Have you ever talked yourself into buying something because you’re convinced you need it, then when you’ve got it find it’s not what it was cracked up to be?
If I was told I had to choose between two cars I would choose the one I liked, but if someone told me to make my own choice I would walk away from both. It’s not something I need to have. I never knew how to explore these feelings in any great depth as a small child, but looking back it’s how I still do things.

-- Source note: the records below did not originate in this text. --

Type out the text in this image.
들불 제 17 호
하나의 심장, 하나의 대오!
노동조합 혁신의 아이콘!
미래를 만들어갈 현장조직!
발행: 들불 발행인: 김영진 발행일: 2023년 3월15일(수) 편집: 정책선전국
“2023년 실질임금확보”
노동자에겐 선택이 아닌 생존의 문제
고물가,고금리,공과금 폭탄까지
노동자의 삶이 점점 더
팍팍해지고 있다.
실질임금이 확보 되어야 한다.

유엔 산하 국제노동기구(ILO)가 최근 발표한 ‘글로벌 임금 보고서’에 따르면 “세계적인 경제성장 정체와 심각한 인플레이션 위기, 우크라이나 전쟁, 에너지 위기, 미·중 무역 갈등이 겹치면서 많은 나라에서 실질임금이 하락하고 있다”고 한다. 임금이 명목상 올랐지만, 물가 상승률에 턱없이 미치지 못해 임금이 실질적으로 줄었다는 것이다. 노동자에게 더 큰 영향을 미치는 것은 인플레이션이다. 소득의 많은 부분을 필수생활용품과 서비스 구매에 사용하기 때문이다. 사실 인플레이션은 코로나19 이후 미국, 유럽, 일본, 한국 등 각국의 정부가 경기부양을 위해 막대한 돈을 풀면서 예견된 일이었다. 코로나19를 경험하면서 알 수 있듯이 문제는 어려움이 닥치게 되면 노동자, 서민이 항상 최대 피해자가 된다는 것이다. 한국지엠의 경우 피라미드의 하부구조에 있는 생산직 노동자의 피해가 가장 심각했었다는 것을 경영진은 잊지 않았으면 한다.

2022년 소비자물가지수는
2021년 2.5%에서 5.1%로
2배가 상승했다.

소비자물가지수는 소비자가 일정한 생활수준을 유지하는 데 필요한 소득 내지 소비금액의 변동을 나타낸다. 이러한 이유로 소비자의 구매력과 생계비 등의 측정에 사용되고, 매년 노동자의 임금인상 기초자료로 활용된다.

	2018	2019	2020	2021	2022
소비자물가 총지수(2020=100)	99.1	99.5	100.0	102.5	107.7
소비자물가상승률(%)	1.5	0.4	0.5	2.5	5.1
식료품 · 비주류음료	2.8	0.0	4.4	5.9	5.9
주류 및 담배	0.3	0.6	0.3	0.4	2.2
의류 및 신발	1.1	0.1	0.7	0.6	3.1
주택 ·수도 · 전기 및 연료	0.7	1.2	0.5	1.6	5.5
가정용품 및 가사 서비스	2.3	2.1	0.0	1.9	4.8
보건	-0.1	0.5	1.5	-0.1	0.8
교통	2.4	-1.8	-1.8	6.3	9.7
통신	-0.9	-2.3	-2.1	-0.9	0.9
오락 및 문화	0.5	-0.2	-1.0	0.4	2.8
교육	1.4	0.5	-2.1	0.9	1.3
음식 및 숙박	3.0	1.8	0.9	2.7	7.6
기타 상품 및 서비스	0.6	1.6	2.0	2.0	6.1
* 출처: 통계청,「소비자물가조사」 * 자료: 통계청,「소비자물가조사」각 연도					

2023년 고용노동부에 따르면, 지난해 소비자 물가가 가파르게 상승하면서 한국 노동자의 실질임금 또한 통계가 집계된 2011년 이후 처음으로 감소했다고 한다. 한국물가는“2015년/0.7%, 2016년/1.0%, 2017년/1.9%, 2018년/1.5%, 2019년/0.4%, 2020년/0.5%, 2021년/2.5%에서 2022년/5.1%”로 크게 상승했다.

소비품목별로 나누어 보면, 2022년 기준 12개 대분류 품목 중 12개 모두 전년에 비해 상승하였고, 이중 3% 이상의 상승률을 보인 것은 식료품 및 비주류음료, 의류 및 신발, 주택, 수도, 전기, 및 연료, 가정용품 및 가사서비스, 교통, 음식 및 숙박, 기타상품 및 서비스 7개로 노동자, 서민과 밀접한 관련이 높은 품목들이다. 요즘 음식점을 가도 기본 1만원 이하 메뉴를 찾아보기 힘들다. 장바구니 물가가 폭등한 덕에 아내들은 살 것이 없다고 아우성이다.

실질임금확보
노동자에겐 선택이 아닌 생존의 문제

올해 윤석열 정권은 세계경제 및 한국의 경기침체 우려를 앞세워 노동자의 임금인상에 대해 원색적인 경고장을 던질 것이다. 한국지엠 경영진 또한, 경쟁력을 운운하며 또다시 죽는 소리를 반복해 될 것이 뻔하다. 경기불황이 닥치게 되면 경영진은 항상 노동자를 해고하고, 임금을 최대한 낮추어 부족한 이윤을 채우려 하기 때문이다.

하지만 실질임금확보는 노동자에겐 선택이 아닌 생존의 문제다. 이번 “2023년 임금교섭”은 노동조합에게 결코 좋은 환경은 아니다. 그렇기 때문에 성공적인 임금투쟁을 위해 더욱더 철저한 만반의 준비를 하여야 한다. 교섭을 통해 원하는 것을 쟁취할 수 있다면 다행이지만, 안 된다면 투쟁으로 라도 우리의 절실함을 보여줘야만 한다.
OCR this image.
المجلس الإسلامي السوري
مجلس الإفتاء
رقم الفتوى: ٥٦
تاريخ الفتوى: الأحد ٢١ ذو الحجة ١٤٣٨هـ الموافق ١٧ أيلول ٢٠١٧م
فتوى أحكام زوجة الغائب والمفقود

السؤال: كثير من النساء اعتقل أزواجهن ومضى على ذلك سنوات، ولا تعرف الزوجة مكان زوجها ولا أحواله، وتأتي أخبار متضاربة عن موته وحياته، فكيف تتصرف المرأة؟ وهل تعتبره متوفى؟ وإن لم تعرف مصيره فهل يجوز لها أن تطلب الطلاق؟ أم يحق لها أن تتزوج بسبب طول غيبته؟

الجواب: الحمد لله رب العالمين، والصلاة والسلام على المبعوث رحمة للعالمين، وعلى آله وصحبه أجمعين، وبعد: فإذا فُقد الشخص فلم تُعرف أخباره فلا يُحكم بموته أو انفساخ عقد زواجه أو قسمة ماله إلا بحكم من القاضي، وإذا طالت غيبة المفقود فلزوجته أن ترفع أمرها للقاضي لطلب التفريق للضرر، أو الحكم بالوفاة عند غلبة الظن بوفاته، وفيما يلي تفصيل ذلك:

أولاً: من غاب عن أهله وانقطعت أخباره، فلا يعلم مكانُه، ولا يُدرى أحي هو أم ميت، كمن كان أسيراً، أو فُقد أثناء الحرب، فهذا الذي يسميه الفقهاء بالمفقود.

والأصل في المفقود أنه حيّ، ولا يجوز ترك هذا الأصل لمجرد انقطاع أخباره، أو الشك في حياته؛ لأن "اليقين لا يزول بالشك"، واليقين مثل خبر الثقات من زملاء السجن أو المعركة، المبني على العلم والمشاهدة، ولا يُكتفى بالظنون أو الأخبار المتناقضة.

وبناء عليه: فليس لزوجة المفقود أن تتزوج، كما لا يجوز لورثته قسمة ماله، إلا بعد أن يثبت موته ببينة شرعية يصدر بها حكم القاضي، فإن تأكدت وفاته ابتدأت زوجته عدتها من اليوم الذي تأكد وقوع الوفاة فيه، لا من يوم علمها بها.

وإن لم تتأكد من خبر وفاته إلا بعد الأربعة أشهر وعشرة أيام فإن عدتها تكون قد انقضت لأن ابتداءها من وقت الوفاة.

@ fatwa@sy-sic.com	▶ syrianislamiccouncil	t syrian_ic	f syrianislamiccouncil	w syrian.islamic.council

Although it’s nice to have lovely things in our lives, those things shouldn’t define our personalities and who we are, but for some it changes exactly who we are. Instead of looking inside of us, at what brings us the most peace or makes us happier, we tend to look outside at what we think will make us feel happier.
Unfortunately, cars and possessions don’t replace how we feel about ourselves or other people. Our worldly possessions don’t turn bad moods into good; all they do is fill a void on what we think is missing. If we sort our lives out so that we began to feel more at peace within ourselves, we wouldn’t have this need for things.
We tend to justify and give ourselves reasons for why we need to buy things, instead of giving ourselves reasons why we shouldn’t. Retail therapy can only add to more frustration, because we won’t always know why what we buy doesn’t make us feel any better. Perhaps we need to deal with ourselves first, clear the decks on our baggage, then decide.